To quote, "More photosynthesis doesn't mean more food." But why? We have more greening and more food. He blames transpiration where water and CO2 are pumped back into the atmosphere. Again, so what?

He claims the benefits to crops has been small. Not true according to present world food production. The Times predicted the opposite in the past.

He whines about microbes taking up more nutrients from the soil. They cite a study about Southeast Asia suffering an iron deficiency by 2050. So take an iron supplement. Or bio-engineer plants with higher levels of iron intake.

The rest of the article is propaganda. Not worth my time.

Stick to what is known not speculate on the future based mostly on ideology.
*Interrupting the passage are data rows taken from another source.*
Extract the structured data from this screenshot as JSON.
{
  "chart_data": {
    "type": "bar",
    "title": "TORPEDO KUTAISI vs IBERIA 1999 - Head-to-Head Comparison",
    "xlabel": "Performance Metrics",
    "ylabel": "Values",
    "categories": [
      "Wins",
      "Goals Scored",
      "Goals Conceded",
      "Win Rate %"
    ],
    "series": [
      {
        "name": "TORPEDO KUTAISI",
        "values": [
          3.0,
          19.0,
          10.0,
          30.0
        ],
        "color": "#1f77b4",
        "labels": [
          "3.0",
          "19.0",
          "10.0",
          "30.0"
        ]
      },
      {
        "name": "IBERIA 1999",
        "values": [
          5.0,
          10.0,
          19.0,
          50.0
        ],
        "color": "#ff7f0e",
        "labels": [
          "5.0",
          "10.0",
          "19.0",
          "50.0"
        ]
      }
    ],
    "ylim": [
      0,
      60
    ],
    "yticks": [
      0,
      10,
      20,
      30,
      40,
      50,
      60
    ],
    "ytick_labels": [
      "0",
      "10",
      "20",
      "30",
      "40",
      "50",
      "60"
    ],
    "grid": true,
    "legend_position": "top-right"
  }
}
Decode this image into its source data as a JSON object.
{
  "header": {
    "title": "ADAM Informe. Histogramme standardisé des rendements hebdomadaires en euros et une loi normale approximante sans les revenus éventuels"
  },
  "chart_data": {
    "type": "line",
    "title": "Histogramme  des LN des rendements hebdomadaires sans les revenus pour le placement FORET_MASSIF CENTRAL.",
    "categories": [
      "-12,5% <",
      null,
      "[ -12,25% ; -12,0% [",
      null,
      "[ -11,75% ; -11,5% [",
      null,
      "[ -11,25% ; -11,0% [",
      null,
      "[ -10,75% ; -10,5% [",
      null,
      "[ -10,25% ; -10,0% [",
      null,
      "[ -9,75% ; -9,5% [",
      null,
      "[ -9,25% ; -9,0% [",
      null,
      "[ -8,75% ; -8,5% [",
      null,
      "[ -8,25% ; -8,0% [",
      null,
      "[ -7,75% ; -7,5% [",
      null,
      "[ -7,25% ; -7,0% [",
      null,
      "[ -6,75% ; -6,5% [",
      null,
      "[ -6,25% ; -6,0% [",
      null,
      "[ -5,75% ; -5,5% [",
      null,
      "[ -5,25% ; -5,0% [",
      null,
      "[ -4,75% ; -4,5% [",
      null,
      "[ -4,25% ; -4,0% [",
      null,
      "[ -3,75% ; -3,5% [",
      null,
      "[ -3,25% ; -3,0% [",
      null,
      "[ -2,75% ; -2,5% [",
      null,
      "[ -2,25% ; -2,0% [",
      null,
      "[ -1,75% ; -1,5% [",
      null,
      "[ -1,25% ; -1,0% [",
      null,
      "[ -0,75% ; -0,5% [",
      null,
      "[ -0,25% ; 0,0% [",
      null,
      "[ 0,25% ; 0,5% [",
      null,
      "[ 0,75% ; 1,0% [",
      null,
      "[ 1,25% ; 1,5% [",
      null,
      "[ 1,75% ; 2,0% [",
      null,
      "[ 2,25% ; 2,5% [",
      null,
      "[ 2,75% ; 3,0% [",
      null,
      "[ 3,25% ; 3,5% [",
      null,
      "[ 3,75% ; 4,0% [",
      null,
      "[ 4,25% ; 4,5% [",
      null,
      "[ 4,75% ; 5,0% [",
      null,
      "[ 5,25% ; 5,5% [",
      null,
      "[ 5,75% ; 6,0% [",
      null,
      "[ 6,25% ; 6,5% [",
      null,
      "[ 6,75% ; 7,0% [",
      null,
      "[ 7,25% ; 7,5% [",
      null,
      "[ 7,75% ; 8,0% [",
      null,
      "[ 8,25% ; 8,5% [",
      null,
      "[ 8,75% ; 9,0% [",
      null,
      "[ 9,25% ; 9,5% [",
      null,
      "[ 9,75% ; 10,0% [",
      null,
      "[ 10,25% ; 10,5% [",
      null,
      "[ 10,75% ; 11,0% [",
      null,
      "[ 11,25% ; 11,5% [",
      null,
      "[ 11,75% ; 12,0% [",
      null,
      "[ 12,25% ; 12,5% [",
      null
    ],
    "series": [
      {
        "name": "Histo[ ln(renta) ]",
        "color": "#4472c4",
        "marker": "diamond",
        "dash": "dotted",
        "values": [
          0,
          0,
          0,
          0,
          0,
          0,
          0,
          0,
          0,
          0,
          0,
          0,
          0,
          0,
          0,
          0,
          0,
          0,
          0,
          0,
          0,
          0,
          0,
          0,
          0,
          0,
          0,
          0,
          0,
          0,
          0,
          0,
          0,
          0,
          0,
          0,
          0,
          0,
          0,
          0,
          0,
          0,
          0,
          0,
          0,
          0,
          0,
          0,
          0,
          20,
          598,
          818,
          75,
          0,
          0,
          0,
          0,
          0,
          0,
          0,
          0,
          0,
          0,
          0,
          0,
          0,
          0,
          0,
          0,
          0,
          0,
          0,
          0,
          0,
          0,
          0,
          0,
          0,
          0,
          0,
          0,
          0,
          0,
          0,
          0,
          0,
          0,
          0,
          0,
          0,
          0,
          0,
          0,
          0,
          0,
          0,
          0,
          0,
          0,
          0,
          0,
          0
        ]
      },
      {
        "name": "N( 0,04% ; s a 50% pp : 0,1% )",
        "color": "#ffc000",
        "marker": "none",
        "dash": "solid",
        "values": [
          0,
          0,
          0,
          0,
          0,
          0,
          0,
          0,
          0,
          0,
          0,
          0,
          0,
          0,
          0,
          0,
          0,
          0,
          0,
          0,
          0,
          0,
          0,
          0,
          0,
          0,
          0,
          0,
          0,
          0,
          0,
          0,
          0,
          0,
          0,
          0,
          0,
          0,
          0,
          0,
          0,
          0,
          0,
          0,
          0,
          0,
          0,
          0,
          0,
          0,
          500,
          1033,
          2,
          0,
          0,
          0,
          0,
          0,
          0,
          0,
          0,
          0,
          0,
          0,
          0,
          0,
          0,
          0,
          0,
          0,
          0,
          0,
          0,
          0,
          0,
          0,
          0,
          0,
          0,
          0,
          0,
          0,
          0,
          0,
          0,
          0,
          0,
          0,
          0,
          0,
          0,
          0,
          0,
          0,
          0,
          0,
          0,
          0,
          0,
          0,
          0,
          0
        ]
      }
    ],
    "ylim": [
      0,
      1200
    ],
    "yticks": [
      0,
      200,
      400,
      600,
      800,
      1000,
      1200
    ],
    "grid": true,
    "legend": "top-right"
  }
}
Social justice will not control climate.

Stomata in plants.

Plant Stomata CO2 Climate Record

Stomata are pores that allow the exchange of air to extract CO2. The process uses transpiration or water evaporation to drive the exchange. This is defined as,

The movement of water in a plant is like a one-way street, it is unidirectional and it travels along this route: soil -> roots -> stem -> leaves -> air. The movement of water throughout a plant is driven by the loss of water through it's leaves, or transpiration.

The number of stomata is directly related to CO2 levels in the air. Higher CO2 levels of today accelerates plant growth and use less water.

The number of stomata is proportional to CO2 levels - more CO2, less stomata needed. Stomata in fossil plants is a proxy for CO2 levels when the plant lived.

The claims of 280 PPM CO2 being steady for thousands of years deforestation, etc. is nonsense. This claim came from low-resolution ice cores.

PPM is parts per million. CO2 at 420 PPM is 0.042% of the atmosphere.

Stomata studies show great variation from 260 PPM to 340 PPM with an average of 305 PPM. Yes, humans have added CO2 to the atmosphere of ~115 PPM or 0.0115%. That is ~25% of present levels.

See CO2 Record in Plant Fossils. PDF, not my work.

One great benefit of higher CO2 levels is greater plant growth, but is more beneficial to some plants than others.

Despite the hopes of genocidal crackpots like Paul Ehrlich, Bill McKibben, Amory Lovins, etc. global food production has exploded over the last 50 years. This is due to a warmer climate, higher CO2 levels, and modern technology.